Periods of American Literature
A number of recent historians, anthologists, and teachers of American literature
simply divide their survey into dated sections, without affixing period names. A
prominent tendency, however, is to recognize the importance of major wars in
marking significant changes in literature.
The following divisions of American literary history recognize the importance
assigned by many literary historians to the Revolutionary War (1775-81), the Civil
War (1861-65), World War I (1914-18), and World War II (1939-45). Under these
broad divisions are listed some of the more widely used terms to distinguish periods
and subperiods of American literature.
These terms, it will be noted, are diverse in kind; they may signify a span of time, or
else a form of political organization, or a prominent intellectual or imaginative mode,
or a predominant literary form.
1607-1775. This overall era, from the founding of the first settlement at Jamestown to
the outbreak of the American Revolution, is often called the Colonial Period. Writings
were for the most part religious, practical, or historical. Notable among the
seventeenth-century writers of journals and narratives concerning the founding and
early history of some of the colonies were William Bradford, John Winthrop, and the
theologian Cotton Mather.
The period between the Stamp Act of 1765 and 1790 is sometimes distinguished as
the Revolutionary Age. It was the time of Thomas Paine's influential revolutionary
tracts; of Thomas Jefferson's "Statute of Virginia for Religious Freedom,"

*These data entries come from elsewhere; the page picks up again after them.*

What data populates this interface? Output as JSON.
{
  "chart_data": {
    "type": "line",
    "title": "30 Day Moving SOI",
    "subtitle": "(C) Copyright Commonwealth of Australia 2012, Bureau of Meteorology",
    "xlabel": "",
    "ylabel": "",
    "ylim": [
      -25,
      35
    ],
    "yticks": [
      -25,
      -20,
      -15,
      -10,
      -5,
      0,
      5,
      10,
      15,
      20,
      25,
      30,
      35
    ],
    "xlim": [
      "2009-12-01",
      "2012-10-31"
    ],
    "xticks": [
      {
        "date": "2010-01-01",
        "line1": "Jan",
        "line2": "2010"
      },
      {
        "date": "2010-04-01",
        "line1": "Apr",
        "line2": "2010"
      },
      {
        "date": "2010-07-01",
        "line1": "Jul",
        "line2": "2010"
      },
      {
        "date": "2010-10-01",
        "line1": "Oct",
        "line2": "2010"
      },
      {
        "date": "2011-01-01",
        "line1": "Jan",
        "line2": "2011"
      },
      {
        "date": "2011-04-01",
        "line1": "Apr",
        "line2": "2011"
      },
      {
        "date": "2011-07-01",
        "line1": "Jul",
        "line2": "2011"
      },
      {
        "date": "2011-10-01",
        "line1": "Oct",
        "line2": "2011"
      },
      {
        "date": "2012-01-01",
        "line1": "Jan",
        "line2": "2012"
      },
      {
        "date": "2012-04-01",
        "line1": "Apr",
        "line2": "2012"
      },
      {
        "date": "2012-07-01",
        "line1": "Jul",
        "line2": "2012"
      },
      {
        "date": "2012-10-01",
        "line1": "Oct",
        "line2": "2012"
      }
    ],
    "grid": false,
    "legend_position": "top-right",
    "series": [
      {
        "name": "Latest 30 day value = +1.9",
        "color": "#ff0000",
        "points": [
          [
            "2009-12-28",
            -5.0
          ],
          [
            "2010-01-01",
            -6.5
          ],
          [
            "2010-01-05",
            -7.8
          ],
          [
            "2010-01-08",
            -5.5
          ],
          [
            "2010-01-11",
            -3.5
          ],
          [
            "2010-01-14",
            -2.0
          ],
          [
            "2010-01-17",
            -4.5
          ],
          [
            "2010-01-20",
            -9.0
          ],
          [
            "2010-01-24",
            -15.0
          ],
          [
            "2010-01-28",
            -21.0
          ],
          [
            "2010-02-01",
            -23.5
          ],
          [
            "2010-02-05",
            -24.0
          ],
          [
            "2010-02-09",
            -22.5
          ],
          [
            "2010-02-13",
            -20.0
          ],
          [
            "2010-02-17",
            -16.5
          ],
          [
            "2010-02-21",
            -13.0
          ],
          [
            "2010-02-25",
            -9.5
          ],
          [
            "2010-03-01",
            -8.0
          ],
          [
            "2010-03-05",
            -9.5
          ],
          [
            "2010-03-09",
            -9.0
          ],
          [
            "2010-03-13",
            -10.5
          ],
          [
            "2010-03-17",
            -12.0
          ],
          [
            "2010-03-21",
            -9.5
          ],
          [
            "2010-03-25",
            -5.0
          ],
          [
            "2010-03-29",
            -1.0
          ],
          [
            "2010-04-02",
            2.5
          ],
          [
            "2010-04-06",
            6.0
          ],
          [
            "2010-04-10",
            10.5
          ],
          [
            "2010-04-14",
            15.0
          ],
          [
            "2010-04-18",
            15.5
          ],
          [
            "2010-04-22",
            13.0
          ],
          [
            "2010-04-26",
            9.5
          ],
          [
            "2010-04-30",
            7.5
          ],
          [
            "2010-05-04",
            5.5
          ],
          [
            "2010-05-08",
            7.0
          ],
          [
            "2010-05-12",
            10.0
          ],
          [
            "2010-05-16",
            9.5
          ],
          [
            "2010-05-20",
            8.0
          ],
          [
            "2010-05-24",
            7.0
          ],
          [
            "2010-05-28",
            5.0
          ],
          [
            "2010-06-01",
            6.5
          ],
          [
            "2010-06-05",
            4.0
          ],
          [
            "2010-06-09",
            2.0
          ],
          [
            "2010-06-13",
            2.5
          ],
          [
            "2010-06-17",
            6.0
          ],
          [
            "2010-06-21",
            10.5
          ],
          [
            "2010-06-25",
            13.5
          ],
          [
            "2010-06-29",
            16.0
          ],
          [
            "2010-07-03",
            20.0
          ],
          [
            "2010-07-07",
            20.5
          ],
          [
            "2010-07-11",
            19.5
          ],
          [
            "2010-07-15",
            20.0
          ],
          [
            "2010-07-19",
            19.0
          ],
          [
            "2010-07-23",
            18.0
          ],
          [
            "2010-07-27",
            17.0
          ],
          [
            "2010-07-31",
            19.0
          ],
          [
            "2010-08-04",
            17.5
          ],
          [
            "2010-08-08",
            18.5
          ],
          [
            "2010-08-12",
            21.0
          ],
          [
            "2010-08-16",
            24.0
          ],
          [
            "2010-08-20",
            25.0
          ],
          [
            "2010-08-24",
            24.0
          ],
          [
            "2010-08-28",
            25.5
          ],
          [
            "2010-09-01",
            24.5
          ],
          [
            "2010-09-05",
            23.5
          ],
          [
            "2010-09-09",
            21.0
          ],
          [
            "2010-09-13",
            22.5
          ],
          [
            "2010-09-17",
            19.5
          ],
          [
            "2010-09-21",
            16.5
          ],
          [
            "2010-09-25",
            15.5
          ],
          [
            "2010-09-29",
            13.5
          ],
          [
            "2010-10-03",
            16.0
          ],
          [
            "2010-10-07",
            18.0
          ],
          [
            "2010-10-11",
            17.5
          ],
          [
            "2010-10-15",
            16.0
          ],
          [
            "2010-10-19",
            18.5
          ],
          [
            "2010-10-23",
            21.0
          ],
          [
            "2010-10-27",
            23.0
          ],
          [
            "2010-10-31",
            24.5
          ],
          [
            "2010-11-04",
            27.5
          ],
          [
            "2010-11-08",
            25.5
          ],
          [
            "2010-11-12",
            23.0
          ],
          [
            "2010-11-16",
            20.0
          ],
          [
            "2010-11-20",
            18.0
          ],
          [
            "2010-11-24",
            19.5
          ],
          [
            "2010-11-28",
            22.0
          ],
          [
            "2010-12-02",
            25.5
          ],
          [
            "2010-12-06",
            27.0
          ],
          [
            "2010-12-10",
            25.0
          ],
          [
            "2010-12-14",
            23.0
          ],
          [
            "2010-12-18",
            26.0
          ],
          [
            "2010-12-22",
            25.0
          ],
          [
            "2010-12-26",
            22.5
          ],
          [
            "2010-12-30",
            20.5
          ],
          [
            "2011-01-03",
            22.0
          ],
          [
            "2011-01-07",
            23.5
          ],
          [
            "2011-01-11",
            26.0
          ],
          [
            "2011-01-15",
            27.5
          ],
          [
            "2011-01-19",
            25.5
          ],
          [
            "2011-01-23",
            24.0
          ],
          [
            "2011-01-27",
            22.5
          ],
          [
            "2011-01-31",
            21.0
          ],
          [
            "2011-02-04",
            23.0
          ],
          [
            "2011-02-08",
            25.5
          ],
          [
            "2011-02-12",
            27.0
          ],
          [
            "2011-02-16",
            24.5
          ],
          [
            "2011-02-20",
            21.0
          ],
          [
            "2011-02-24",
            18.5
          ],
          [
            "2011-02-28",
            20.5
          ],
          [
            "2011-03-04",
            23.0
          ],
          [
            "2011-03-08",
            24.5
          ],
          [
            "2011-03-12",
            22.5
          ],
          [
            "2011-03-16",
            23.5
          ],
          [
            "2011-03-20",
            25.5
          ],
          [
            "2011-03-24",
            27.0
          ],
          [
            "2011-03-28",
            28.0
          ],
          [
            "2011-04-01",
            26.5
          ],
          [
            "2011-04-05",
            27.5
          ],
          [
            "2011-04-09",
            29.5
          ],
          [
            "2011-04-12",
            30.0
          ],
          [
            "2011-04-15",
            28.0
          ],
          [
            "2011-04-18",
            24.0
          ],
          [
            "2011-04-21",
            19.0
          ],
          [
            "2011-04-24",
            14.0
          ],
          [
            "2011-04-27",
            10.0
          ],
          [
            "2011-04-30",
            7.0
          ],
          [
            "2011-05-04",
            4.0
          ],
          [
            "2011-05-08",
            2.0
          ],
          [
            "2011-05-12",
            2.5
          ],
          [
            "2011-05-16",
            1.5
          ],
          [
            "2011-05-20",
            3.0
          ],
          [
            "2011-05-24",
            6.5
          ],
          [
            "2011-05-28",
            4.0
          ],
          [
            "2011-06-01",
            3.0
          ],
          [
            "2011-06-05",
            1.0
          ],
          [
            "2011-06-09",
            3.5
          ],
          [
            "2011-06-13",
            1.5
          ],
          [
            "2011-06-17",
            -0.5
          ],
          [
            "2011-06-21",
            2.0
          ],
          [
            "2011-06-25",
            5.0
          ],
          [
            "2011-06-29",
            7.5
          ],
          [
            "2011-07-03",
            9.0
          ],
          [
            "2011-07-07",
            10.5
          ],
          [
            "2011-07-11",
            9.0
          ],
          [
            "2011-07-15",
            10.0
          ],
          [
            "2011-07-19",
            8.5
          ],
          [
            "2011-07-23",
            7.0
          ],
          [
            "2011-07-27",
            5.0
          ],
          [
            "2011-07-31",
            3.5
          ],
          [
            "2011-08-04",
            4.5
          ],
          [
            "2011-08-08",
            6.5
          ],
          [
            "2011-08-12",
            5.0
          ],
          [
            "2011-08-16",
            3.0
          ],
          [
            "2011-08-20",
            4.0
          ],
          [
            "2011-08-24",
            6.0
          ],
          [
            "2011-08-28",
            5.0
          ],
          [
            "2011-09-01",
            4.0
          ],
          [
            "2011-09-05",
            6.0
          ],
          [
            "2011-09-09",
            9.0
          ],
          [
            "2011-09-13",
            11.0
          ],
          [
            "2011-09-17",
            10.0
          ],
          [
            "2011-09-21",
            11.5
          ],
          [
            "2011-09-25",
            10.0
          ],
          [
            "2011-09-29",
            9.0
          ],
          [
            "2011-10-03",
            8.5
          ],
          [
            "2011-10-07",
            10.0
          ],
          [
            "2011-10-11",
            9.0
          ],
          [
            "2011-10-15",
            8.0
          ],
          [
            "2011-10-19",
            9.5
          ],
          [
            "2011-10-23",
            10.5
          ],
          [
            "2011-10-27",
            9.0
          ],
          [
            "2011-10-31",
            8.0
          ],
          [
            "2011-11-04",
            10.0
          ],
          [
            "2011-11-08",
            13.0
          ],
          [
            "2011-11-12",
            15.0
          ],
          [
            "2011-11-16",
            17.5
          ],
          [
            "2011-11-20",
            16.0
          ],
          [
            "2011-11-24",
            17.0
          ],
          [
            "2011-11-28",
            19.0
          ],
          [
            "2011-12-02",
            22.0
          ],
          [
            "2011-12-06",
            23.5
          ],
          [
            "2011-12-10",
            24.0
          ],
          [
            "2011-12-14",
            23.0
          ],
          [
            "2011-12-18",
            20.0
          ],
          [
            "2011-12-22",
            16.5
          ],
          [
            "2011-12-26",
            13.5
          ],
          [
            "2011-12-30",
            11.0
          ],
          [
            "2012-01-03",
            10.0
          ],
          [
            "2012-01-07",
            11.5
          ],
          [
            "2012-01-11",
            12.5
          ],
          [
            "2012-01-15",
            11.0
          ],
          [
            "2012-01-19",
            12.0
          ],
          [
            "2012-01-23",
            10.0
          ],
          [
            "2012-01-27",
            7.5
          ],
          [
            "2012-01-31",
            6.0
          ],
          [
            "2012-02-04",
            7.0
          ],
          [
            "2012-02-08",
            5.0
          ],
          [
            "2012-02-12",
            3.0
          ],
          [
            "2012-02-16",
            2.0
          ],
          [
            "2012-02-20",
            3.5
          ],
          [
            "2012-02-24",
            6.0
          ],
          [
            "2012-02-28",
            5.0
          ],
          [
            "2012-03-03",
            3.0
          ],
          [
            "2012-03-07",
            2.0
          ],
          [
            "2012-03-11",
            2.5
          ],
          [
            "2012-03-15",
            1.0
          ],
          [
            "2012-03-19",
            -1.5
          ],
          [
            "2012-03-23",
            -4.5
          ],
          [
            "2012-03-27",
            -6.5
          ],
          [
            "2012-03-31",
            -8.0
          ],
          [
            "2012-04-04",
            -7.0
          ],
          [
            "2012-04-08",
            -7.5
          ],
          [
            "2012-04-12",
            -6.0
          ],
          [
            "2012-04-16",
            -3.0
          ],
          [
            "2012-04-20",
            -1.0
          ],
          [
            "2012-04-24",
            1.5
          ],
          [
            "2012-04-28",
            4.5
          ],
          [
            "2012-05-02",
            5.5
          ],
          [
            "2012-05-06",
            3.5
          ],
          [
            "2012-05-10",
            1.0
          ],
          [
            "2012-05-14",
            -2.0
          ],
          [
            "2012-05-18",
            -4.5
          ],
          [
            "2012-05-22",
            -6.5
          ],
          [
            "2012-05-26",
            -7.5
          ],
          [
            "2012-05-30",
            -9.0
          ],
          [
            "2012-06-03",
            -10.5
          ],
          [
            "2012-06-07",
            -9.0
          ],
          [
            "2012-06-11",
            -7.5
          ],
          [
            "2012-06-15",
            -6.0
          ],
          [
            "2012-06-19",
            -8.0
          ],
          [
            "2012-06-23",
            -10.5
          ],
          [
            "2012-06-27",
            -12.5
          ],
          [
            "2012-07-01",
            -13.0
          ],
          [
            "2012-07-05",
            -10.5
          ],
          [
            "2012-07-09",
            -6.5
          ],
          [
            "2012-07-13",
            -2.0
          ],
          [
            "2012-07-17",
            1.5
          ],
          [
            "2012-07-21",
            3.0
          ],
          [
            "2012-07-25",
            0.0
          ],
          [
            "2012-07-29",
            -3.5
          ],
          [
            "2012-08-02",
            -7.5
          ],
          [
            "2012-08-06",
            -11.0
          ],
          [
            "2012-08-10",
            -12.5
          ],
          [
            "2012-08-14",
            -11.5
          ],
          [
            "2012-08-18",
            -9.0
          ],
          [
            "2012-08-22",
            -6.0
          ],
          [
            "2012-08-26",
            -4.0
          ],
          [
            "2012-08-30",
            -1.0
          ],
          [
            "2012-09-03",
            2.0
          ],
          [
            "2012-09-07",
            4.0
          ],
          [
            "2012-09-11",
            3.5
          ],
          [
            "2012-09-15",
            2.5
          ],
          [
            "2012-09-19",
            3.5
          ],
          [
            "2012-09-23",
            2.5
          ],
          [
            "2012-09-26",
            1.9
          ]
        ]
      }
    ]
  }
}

"Declaration of Independence," and many other writings;
1775-1865. The years 1775-1828, the Early National Period ending with the triumph
of Jacksonian democracy in 1828, signalized the emergence of a national imaginative
literature, including the first American comedy (Royall Tyler's The Contrast, 1787),
the earliest American novel (William Hill Brown's The Power of Sympathy, 1789),
and the establishment in 1815 of the first enduring American magazine, The North
American Review.
The span 1828-1865 from the Jacksonian era to the Civil War, often identified as the
Romantic Period in America (see neoclassic and romantic), marks the full coming of
age of a distinctively American literature. This period is sometimes known as the
American Renaissance, the title of F. O. Matthiessen's influential book'(1941) about
its outstanding writers, Ralph Waldo Emerson, Henry David Thoreau, Edgar Allan
Poe, Herman Melville, and Nathaniel Hawthorne (see also symbolism); it is also
sometimes called the Age of Transcendentalism, after the philosophical and literary
movement, centered on Emerson, that was dominant in New England (see
Transcendentalism). In all the major literary genres except drama, writers produced
works of an originality and excellence not exceeded in later American history.
Emerson, Thoreau, and the early feminist Margaret Fuller shaped the ideas, ideals,
and literary aims of many contemporary and later American writers.
1865-1914. The cataclysm of the bloody Civil War and the Reconstruction, followed
by a burgeoning industrialism and urbanization in the North, profoundly altered the
American sense of itself, and also American literary modes. 1865-1900 is often
known as the Realistic Period, by reference to the novels by Mark Twain, William
Dean Howells, and Henry James, as well as by John W DeForest, Harold Frederic,
and the African-American novelist Charles Chesnutt.
The years 1900-1914—although James, Howells, and Mark Twain were still writ
ing, and Edith Wharton was publishing her earlier novels—are discriminated
as the Naturalistic Period, in recognition of the powerful though sometimes
crudely wrought novels by Frank Norris, Jack London, and Theodore Dreiser,
which typically represent characters who are joint victims of their instinctual
drives and of external sociological forces.
1914-1939. The era between the two world wars, marked also by the trauma of the
great economic depression beginning in 1929, was that of the emergence of what is
still known as "modern literature," which in America reached an eminence rivaling
that of the American Renaissance of the midnineteenth century; unlike most of the
authors of that earlier period, however, the American modernists also achieved
widespread international recognition and influence.
Many prominent American writers of the decade following the end of World War I,
disillusioned by their war experiences and alienated by what they perceived as the
crassness of American culture and its "puritanical" repressions, are often tagged (in a
term first applied by Gertrude Stein to young Frenchmen of the time) as the Lost
Generation.
1939 to the Present, the contemporary period. World War II, and especially the
disillusionment with Soviet Communism consequent upon the Moscow trials for
alleged treason and Stalin's signing of the Russo-German pact with Hitler in 1939,
largely ended the literary radicalism of the 1930s.
The 1950s, while often regarded in retrospect as a period of cultural conformity and
complacency, was marked by the emergence of vigorous antiestablishment and anti-
traditional literary movements: the Beat writers such as Allen Ginsberg and Jack
Kerouac; the American exemplars of the literature of the absurd; the Black Mountain
Poets, Charles Olson, Robert Creeley, and Robert Duncan; and the New York Poets
Frank O'Hara, Kenneth Koch, and John Ashbery.